Ya desde el siglo XII existían pequeñas agrupaciones de eremitas que, desconectadas las unas de las otras, seguían las reglas de san Agustín (Tagaste, 354- Hipona, 430), las directrices espirituales formuladas por el santo. San Agustín, sin embargo, no había fundado ninguna Orden religiosa, por lo que el Concilio IV de Letrán decretó que los diferentes grupos que seguían la espiritualidad agustiniana se reuniesen en una sola Orden; y fue el papa Alejandro IV (que gobernó la Iglesia de 1254 a 1261) quien reunió a estas congregaciones de eremitas en una sola, a las que dio el nombre de "Eremitas de San Agustín" o "agustinos" [1]. Tras ello, Clemente d´Osimo, maestro general de la Orden de 1271 a 1274, fue quien estableció unas Constituciones propias, basadas en la espiritualidad de san Agustín.

 

Antes de su instalación en Sanlúcar de Barrameda, habían estado en las proximidades del lugar de Chipiona en el convento que Pedro Ponce de León había acondicionado para que en él estuviesen con anterioridad los canónigos de Santa María de Regla [2]. Parece que los frailes agustinos no estaban muy satisfechos con su ubicación, en zona semidespoblada y carente de fieles, por lo que decidieron instalarse en la villa sanluqueña. Pero el camino elegido no fue el adecuado. Pretendieron conseguirlo por la vía de los hechos consumados, instalándose impositivamente en las casas propiedad de la Cofradía y Ermita del Dulce Nombre de Jesús, ubicada en la Calle Ancha de los Mesones.

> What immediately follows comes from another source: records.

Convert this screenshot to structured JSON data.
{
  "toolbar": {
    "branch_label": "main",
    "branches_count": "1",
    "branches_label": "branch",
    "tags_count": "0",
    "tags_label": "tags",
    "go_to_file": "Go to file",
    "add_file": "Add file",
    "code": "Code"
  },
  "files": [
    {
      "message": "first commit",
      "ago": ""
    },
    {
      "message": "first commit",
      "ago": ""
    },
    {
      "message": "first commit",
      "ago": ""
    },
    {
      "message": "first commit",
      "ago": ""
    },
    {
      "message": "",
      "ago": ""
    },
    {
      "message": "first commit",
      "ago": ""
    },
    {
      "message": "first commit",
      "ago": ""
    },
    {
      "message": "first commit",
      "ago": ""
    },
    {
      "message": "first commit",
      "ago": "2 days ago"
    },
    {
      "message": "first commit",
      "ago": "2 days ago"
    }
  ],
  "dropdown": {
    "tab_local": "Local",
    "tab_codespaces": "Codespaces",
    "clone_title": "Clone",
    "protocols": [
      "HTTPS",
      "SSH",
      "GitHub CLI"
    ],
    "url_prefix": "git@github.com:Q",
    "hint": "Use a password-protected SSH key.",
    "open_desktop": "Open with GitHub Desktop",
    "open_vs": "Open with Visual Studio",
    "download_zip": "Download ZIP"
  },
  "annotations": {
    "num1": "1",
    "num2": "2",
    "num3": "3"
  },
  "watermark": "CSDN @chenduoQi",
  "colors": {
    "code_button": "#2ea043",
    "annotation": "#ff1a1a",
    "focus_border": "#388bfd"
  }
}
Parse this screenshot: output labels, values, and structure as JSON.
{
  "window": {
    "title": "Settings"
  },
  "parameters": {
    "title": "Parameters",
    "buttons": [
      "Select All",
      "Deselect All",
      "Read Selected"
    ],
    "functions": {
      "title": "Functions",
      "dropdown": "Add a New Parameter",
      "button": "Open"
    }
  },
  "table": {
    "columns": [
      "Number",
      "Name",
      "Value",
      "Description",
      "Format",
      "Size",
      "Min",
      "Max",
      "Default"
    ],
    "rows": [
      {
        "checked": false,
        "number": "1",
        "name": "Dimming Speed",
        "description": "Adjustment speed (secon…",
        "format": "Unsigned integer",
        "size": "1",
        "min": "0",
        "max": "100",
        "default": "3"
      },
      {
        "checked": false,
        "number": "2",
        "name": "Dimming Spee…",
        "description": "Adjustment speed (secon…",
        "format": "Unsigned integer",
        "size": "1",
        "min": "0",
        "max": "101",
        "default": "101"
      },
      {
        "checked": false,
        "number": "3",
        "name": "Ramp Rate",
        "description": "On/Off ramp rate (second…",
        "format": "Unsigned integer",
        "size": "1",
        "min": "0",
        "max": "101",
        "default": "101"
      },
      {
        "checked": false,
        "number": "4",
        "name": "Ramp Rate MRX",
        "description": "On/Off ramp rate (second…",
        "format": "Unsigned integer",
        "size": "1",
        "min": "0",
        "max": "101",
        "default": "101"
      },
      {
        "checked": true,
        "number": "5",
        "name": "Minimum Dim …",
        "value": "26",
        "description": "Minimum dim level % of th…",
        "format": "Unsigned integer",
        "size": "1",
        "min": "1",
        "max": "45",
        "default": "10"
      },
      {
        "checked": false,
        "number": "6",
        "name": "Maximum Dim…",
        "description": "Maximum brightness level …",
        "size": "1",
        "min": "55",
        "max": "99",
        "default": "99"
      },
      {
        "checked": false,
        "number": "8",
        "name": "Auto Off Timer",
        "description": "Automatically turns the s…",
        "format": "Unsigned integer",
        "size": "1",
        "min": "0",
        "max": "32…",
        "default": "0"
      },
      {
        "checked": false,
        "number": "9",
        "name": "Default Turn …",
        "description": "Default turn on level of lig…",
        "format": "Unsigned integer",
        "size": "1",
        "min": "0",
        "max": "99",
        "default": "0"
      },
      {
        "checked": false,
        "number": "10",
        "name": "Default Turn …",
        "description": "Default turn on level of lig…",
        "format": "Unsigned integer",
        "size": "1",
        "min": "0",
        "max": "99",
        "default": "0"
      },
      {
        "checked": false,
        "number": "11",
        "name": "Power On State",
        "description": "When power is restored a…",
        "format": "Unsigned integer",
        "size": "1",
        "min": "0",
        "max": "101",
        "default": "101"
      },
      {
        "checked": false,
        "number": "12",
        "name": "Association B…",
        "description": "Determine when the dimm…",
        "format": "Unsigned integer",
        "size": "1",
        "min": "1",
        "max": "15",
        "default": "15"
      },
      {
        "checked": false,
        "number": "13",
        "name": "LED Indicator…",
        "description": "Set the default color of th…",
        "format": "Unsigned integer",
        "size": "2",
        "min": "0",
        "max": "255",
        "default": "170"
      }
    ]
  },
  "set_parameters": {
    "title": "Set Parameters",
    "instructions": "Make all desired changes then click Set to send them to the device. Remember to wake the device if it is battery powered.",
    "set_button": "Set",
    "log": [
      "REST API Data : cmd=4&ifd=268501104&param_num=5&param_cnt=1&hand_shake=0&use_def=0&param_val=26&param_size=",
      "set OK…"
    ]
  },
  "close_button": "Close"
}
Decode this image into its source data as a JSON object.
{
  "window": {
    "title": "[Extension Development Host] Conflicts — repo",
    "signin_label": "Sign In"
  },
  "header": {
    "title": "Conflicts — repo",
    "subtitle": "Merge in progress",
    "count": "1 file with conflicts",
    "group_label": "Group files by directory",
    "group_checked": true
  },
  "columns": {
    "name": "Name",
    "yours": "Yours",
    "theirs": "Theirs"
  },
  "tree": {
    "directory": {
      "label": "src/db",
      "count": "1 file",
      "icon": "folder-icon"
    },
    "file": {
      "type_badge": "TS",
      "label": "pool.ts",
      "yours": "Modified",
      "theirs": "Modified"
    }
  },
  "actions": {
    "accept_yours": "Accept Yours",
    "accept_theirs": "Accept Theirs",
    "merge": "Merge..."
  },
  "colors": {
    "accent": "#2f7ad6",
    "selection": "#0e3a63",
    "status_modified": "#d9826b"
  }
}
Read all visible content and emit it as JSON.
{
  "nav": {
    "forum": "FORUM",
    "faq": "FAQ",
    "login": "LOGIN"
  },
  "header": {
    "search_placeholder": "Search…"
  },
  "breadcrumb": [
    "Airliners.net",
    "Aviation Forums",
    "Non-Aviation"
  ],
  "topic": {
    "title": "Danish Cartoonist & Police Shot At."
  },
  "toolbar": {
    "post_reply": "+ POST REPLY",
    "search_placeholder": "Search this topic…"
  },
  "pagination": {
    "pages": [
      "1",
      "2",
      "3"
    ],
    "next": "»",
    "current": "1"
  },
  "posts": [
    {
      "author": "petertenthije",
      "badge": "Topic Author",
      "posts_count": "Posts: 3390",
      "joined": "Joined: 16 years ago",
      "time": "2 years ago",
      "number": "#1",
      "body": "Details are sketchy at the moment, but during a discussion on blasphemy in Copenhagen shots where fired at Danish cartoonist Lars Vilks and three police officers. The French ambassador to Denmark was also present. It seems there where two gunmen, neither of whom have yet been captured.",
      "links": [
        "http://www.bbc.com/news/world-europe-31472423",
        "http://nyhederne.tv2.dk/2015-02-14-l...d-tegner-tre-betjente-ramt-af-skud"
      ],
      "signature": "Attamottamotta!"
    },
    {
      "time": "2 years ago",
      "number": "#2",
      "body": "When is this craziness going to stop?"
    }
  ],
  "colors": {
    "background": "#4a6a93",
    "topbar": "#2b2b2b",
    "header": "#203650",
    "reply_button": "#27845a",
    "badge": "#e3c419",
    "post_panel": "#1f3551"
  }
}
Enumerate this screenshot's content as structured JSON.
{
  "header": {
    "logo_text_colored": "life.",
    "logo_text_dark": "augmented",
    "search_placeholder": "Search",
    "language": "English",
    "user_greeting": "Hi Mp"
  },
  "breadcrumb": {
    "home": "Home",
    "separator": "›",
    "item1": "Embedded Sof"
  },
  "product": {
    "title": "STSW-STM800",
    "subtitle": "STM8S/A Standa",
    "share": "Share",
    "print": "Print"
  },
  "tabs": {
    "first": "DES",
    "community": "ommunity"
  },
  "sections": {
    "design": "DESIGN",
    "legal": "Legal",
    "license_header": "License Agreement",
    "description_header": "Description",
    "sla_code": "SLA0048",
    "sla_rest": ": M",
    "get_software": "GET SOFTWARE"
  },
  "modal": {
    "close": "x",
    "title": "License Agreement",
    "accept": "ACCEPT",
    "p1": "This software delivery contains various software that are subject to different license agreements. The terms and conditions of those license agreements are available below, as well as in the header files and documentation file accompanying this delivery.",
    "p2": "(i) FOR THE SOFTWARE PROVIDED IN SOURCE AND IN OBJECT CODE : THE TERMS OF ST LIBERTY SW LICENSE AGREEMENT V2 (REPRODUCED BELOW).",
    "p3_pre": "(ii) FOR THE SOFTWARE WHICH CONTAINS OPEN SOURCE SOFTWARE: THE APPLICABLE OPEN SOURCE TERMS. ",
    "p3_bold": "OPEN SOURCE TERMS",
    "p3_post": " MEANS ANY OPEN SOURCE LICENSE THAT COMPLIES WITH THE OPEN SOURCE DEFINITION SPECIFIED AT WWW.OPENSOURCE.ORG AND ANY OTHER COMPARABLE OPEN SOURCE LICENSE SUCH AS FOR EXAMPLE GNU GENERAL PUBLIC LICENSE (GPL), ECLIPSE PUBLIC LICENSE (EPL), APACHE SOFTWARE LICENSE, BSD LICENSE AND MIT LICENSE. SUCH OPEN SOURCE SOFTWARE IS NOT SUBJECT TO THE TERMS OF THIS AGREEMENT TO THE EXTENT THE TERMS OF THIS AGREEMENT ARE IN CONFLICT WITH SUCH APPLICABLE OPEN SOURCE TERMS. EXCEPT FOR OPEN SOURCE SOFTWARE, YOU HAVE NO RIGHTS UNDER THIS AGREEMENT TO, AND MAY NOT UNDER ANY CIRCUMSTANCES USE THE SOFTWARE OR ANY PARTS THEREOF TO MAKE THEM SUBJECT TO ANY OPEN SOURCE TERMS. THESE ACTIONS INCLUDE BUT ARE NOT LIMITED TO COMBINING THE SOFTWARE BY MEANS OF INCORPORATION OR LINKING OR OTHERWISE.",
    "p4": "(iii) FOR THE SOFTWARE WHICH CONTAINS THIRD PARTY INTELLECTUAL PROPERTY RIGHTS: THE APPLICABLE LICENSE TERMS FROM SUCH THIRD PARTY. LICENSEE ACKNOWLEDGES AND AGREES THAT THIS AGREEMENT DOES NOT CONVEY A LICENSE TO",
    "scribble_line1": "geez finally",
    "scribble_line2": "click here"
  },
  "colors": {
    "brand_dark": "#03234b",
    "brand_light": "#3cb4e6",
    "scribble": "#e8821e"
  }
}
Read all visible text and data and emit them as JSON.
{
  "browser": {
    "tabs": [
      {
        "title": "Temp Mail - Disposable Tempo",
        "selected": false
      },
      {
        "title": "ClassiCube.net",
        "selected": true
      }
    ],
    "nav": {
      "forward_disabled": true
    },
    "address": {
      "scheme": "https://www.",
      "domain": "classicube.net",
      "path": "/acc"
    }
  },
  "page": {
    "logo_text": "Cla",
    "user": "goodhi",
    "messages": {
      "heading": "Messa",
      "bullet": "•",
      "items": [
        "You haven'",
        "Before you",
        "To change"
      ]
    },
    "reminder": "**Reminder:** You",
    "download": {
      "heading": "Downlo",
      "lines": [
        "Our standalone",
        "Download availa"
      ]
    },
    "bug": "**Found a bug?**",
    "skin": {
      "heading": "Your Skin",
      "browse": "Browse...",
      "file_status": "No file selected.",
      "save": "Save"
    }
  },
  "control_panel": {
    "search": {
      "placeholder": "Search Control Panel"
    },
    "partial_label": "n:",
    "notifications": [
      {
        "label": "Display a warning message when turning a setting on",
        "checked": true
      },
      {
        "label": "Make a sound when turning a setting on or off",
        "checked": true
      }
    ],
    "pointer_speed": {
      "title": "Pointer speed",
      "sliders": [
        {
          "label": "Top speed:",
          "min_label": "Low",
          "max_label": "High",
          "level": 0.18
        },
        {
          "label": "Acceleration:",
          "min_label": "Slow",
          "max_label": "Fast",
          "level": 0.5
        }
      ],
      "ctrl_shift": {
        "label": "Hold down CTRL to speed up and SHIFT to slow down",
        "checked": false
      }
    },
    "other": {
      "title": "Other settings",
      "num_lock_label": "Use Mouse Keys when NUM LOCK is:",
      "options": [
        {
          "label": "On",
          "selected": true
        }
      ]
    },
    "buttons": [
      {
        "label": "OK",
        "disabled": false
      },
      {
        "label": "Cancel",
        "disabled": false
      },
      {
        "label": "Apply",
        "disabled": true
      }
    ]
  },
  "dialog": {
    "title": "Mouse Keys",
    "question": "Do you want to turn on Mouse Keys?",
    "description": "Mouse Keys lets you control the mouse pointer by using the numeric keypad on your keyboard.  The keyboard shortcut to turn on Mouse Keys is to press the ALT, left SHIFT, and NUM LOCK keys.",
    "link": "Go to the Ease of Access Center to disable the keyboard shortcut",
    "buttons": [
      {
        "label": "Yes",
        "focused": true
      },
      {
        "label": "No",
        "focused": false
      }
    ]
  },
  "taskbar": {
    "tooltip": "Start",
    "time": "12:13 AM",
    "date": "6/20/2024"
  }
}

Protestaron los propietarios, recurrieron al Cabildo y este lo hizo al duque [3]. El duque Alonso IV (1550-1615) ordenó fuesen expulsados. La represalia de los frailes no se hizo esperar; patéticamente empezaron a alejarse de la villa cantando salmos alusivos a la salida de Israel de Egipto, se sacudieron los sandalias a la salida de la villa (recordando el consejo evangélico) y comenzaron a fustigar a los duques con tales anatemas que tanto  el duque como su familia se asustaron ante los temibles castigos con que los amenazaban, y revocaron la orden de expulsión.

 

Tras ello, el duque les ofreció la ermita de Santiago para que en ella se procediese a la fundación del convento, cosa que fue una realidad en 1584 [4]. Unos años después, en 1621, por la devoción que el mayordomo mayor del duque tenía a la comunidad agustina, costeó la ampliación de la ermita y del convento, momento en el que el Cabildo donó a la comunidad un trozo de calle que iba de la Calle Escuelas a la de San Agustín. La ampliación fue completada por los bienes que el convento heredó provenientes del capitán Bartolomé Guerra, cuyo hijo único y deficiente mental ingresó en la comunidad. Se completaron las donaciones de la ciudad con las cañerías para trasladar al convento el agua de las Minas que costeó el duque don Manuel (1579-1636) en 1631, gracia por la que se comprometieron los frailes a la celebración de una serie de misas por dicho duque [5].

 

En 1717 se vino abajo la techumbre de la iglesia y, con la ayuda del Cabildo y del pueblo, se restauró, terminándola el prior Francisco de Burgos. Tras la invasión francesa, en que el convento fue clausurado, sus instalaciones comenzaron a arruinarse y, con posterioridad, una vez que la comunidad quedó extinguida en la ciudad, sus antiguas instalaciones se dedicaron a bodegas. En la iglesia de este convento tuvo su sede la Hermandad de Jesús Nazareno, que gozaba de una gran devoción en la localidad; refiriéndose al Cristo, escribió Velázquez Gaztelu: "a quien su numerosa cofradía saca en pomposa y costosa procesión, todos los viernes santos del año a las cinco de la mañana, por las principales calles de ambos barrios, y costea otras muchas funciones en el discurso del año" [6].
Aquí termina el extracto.